Изменить размер шрифта - +

Риоли с усилием зажмурился, провел ладонью от глаз к носу, точно снимая невидимую паутину.

Яркое свежее солнце уже начало припекать. Ослепительные ракушечниковые стены хранили влажность ночи. Они казались голубоватыми. Грязный голубь клевал высушенный окурок...

Профессор Риоли возвращался домой. Проезд на Виа Грассо был перекрыт, и шофер свернул в узкий переулок. Запахло жареной макрелью, оливковым маслом. Ноздри защекотал чад уличных жаровен. Полоски чистой голубизны и веревки с бельем делали небо похожим на старый матросский тельник.

Машина все петляла узкими темными улочками. Наконец, она выскочила на широкую мостовую, где ходили трамвай и автобус.

Старый открытый трамвай дребезжал и раскачивался, как моряк в незнакомом порту. Риоли здесь никогда не бывал. Он с живым интересом склонился к автомобильному стеклу. Когда Риоли заметил в конце улицы толпу, он не удивился. Ему только на миг показалось, что все стало зыбким и нереальным. Он опустил стекло. Запах гниющих овощей сразу же забил все остальные. Уличный гам тоже стал отчетливее. Гудки машин, детские крики, сварливая брань женщин. Постепенно сквозь этот шумовой фон начал прорезываться смутный, быстро нарастающий рокот.

И тут только Риоли понял, в чем заключалась та необычность, которую он подсознательно почувствовал. Она была в толпе, вернее, сама толпа была ею. Риоли с удивлением подумал, что первый раз за все это время он видит так много близко стоящих друг к другу людей.

"Неужели все опять стало как прежде? - подумал Риоли. Нет никакого "эффекта дубль-ве" и опять можно безбоязненно подходить к друзьям?"

В ветровое стекло уже видны были лица идущих навстречу людей. Они были спокойны и сосредоточенны. Замасленные комбинезоны, пыльники с темными пятнами, яркие косынки, большие береты, черный глянец волос. Толпа заняла всю улицу от тротуара до тротуара. Трамвай стоял. Пассажиры высунулись до пояса из никогда не знавших стекол окон. Кондуктор сидел на подножке и ел белую булку с маслинами. Шофер Риоли тоже затормозил и вышел наружу. Профессор остался в машине. Толпа раздалась, обтекая, и вновь сомкнулась, как большая спокойная река, которая легко и осторожно обходит камни, но гневно сметает плотины и завалы, кипя холодной водой. Она, казалось, закружила и понесла Риоли. Он завертелся в водоворотах, постепенно растворяясь и сливаясь с бегущим потоком.

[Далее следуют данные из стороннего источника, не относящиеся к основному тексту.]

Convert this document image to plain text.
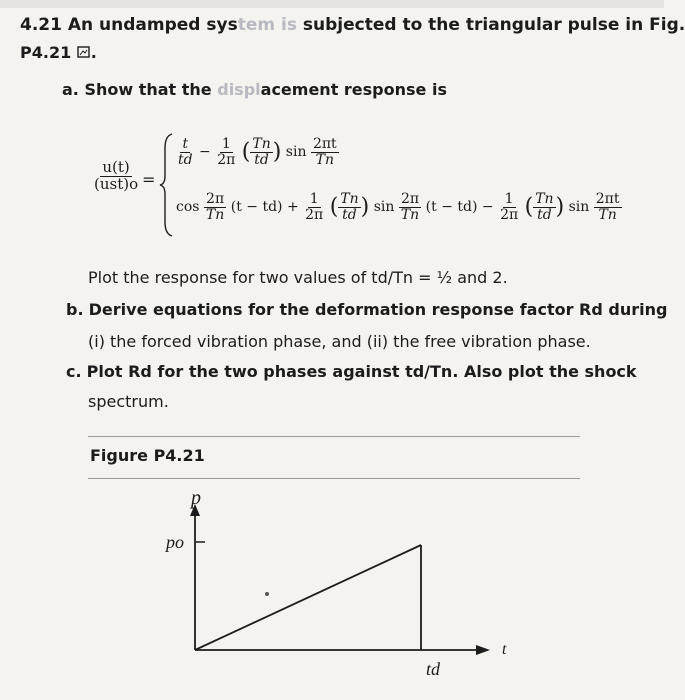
4.21 An undamped system is subjected to the triangular pulse in Fig.
P4.21 .
a. Show that the displacement response is
$\frac{u(t)}{\text{(ust)o}}$ =
$\frac{t}{td} - \frac{1}{2\pi}$ ( $\frac{Tn}{td}$ ) $\sin \frac{2\pi t}{Tn}$
$\cos \frac{2\pi}{Tn} (t - td) + \frac{1}{2\pi}$ ( $\frac{Tn}{td}$ ) $\sin \frac{2\pi}{Tn} (t - td) - \frac{1}{2\pi}$ ( $\frac{Tn}{td}$ ) $\sin \frac{2\pi t}{Tn}$
Plot the response for two values of td/Tn = ½ and 2.
b. Derive equations for the deformation response factor Rd during
(i) the forced vibration phase, and (ii) the free vibration phase.
c. Plot Rd for the two phases against td/Tn. Also plot the shock
spectrum.
Figure P4.21
p
po
t
td
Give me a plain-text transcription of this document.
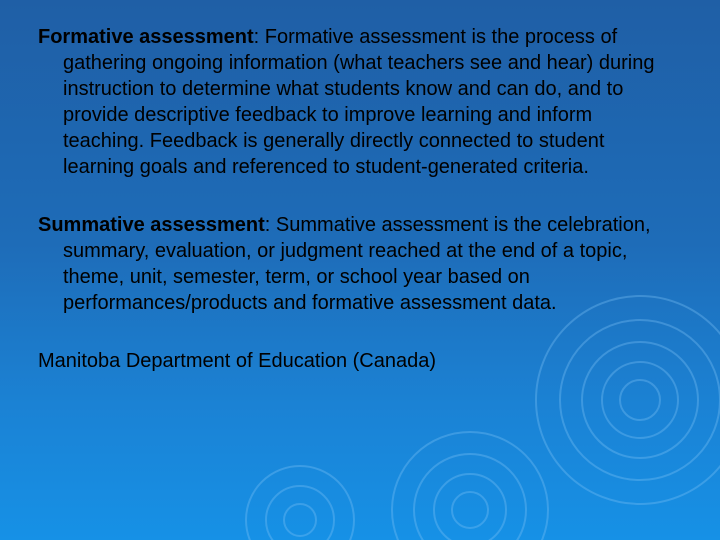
Formative assessment: Formative assessment is the process of gathering ongoing information (what teachers see and hear) during instruction to determine what students know and can do, and to provide descriptive feedback to improve learning and inform teaching. Feedback is generally directly connected to student learning goals and referenced to student-generated criteria.

Summative assessment: Summative assessment is the celebration, summary, evaluation, or judgment reached at the end of a topic, theme, unit, semester, term, or school year based on performances/products and formative assessment data.

Manitoba Department of Education (Canada)
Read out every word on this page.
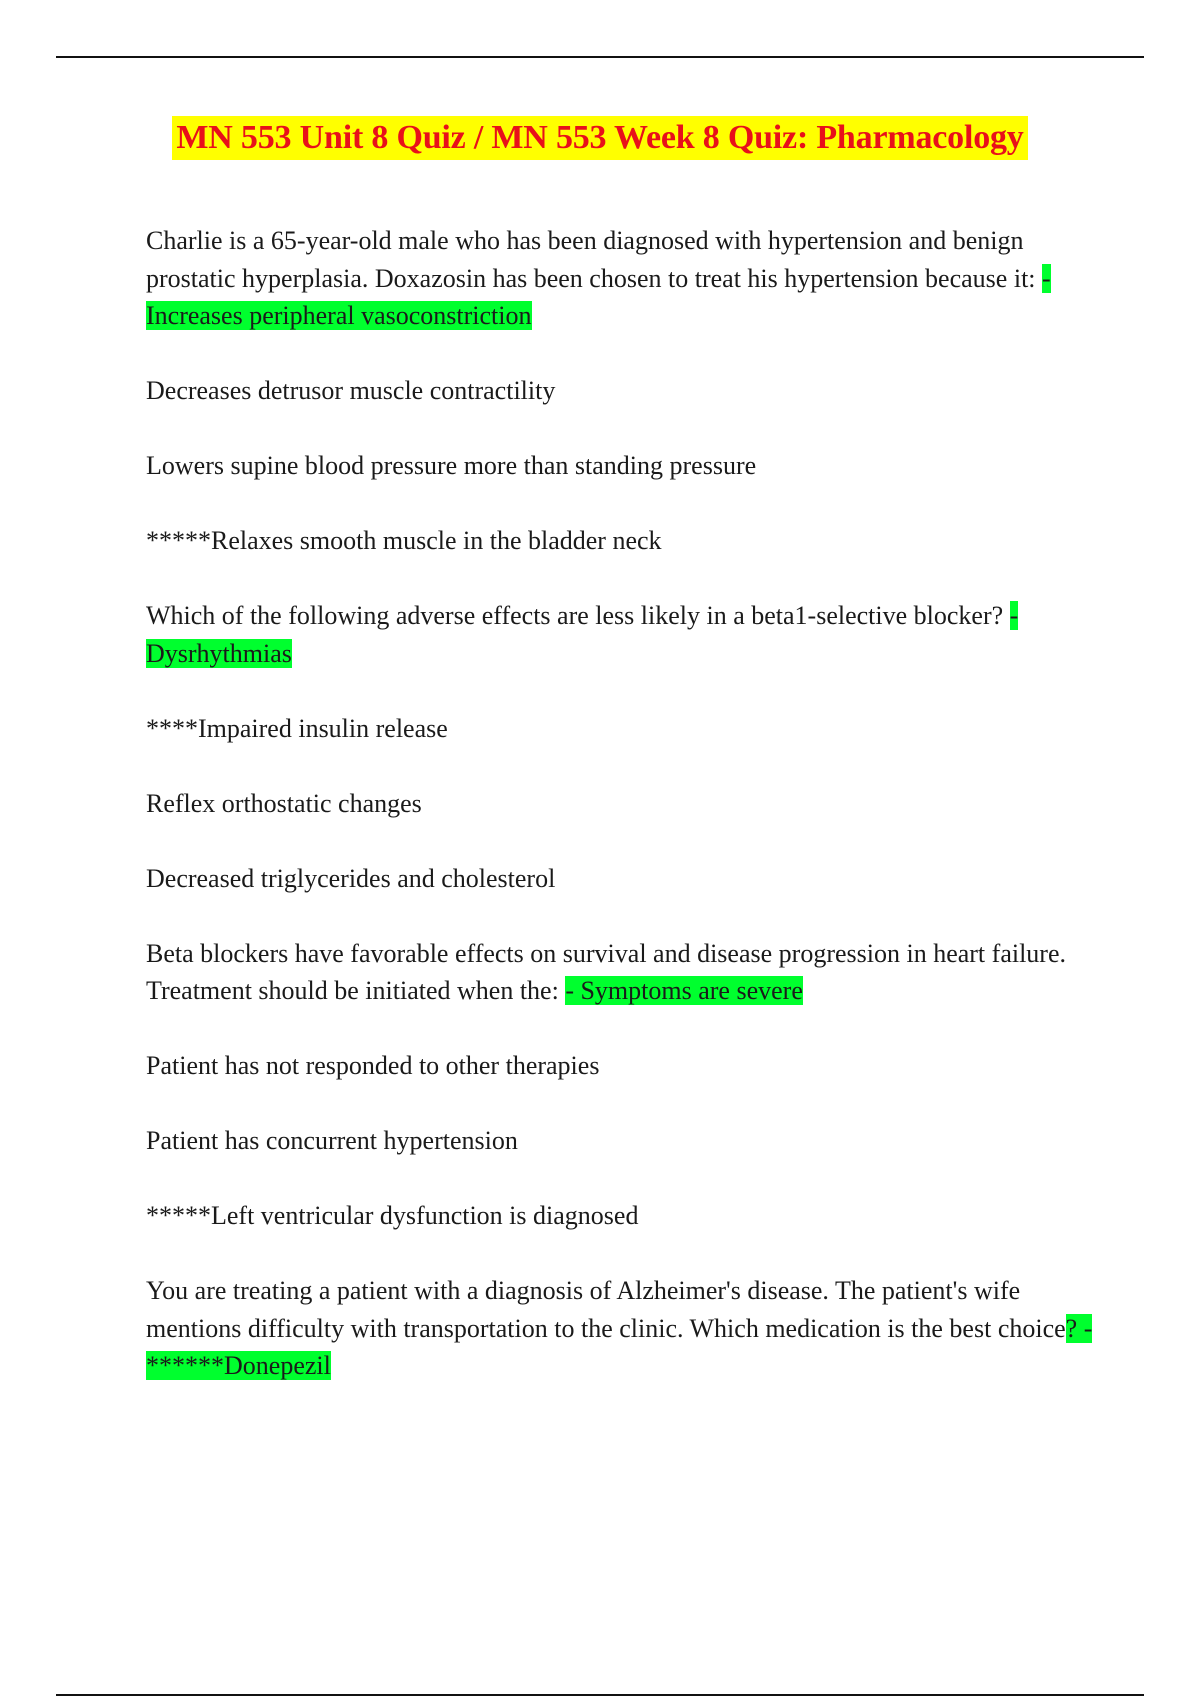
MN 553 Unit 8 Quiz / MN 553 Week 8 Quiz: Pharmacology

Charlie is a 65-year-old male who has been diagnosed with hypertension and benign prostatic hyperplasia. Doxazosin has been chosen to treat his hypertension because it: - Increases peripheral vasoconstriction

Decreases detrusor muscle contractility

Lowers supine blood pressure more than standing pressure

*****Relaxes smooth muscle in the bladder neck

Which of the following adverse effects are less likely in a beta1-selective blocker? - Dysrhythmias

****Impaired insulin release

Reflex orthostatic changes

Decreased triglycerides and cholesterol

Beta blockers have favorable effects on survival and disease progression in heart failure. Treatment should be initiated when the: - Symptoms are severe

Patient has not responded to other therapies

Patient has concurrent hypertension

*****Left ventricular dysfunction is diagnosed

You are treating a patient with a diagnosis of Alzheimer's disease. The patient's wife mentions difficulty with transportation to the clinic. Which medication is the best choice? - ******Donepezil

За то время, пока мускулистые загорелые люди локоть к локтю прошли мимо Риоли, он понял все. Он стал каждым из них и всеми ими сразу. Он приобщился к их силе и заботам. Ощутил сам - именно ощутил, потому что знал об этом и раньше, убожество темных лачуг, плач неумытых детей, влажный жар зажатой в кулак монеты. Последней монеты.

Как на испорченном телеэкране, мелькали смещенные гротескные кадры. Длинные очереди у биржи труда, сколоченные из фанерных ящиков города, высокие немые ворота завода, закрытый шлагбаум порта, лохмотья в темной арке моста. Станки, лопаты, кучи мусора, портальные краны, пароходные трапы, гнущиеся под тяжестью грузчиков, - все проносилось мимо, просачивалось сквозь сердце и мозг.

Рабочие прошли. Риоли вновь стал самим собой. Но в нем еще жило ощущение единства и силы, которые минуту назад полностью поглощали его. Риоли долго искал подходящее слово, но так и не придумал его. Прозвенел звонок трамвая. Кондуктор завернул маслины в газету. Вернулся на свое место шофер.

- Здоровые ребята, а, сеньор?

Риоли не ответил. Он искал нужное слово. Оно нашлось само, точно выскользнуло откуда-то и легло в нужную ячейку.

- Солидарность, - неожиданно сказал Риоли.

- Это уж точно, сеньор. Скоро эта штука перестанет существовать. Люди смогут, наконец, спокойно жить.

- Я не о том... Я о солидарности.

- Да ведь и я о солидарности, сеньор!

Риоли подумал, что никакой "эффект дубль-ве" или любой другой не смог бы разобщить этих людей.